Сумка и в самом деле была тяжела. Однако хозяин не сделал и шага, чтобы проводить гостя и приоткрыть дверь – стоял подле стола, покуривая гнутую громоздкую трубку. Сейчас он напоминал охотника, караулящего зверя, который вот-вот должен выбраться из норы. За пределами логова его ожидала хорошо организованная облава, и важно, чтобы зверь сам вышел на охотников.
Не выпуская из рук сумку, Михаил Голицын свободной рукой открыл замок и, сухо кивнув на прощание, вышел из номера.
В дальнем конце коридора обломалась о стену чья-то зловещая тень и скользнула в угол – его дожидались. Коридор на первый взгляд безлюдный, как будто бы совершенно неопасный. Вряд ли его планируют убить в отеле. Подобное попахивает безрассудством, а аргентинский миллионер человек расчетливый и не подвержен безумствам. Убийство должно произойти куда более изощренно, подальше от посторонних глаз.
Обернувшись, Голицын увидел еще двоих мужчин, разговаривающих между собой. Ни один из них даже не посмотрел в его сторону, что само по себе необычно: ни случайно брошенного взгляда, ни откровенного интереса. Случайные люди так себя не ведут.

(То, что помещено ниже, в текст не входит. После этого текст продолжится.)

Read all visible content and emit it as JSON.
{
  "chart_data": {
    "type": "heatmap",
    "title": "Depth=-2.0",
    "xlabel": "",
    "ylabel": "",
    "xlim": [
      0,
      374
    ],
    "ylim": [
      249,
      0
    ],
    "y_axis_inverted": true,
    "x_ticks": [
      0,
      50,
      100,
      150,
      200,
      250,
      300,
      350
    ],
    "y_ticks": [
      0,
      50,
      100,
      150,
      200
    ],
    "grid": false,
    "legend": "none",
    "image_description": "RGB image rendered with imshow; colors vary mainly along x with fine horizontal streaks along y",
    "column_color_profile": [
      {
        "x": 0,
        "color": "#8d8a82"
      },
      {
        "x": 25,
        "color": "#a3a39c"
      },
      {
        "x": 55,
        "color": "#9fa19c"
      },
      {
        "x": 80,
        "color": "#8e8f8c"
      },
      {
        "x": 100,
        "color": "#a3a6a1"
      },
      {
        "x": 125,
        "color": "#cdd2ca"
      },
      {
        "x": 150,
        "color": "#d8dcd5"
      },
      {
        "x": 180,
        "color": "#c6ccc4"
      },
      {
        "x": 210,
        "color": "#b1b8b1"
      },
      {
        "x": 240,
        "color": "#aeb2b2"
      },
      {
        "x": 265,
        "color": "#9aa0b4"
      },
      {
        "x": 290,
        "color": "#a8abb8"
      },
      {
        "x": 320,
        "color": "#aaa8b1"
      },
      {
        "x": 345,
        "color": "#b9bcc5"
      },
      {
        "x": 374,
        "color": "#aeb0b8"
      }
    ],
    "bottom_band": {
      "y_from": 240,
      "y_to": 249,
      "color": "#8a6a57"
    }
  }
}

Сгибаясь под тяжестью сумки, Михаил прошел в туалет, запер изнутри задвижку и, быстро сняв с себя темно-синий сюртук, переоделся в другой, полосатый, какой обычно предпочитают франты; вытащил черные атласные брюки и быстро переоделся. Натянул на голову высокий цилиндр с небольшими полями, столь же щеголеватый, достал из сумки складную слоновую трость: на подбородок наклеил рыжую ухоженную бородку. От прежнего князя Воронцова остались лишь ботинки. Скомкав старую одежду, он сунул ее в пакет и швырнул в одну из кабинок. Посмотрев через окно вниз, увидел, что Перуджи уже прошел во внутренний дворик и зашагал в его сторону.
– Готов? – негромко спросил князь, когда Перуджи остановился подле стены.
– Да, спускайте.
Привязав к ручке веревку, он быстро спустил сумку прямо в руки Перуджи, после чего захлопнул оконную раму, открыл входную дверь и вышел из туалета размеренной господской походкой. Коротышка с крупным носом, стоявший в конце коридора, лишь скользнул по вышедшему франту безразличным взглядом, не узнавая, а потом вновь повернулся к своему собеседнику и продолжал прерванный разговор. Выпрямив спину, как и подобает значительному господину, Голицын прошел на лестницу и, постукивая металлическим наконечником, спустился на первый этаж.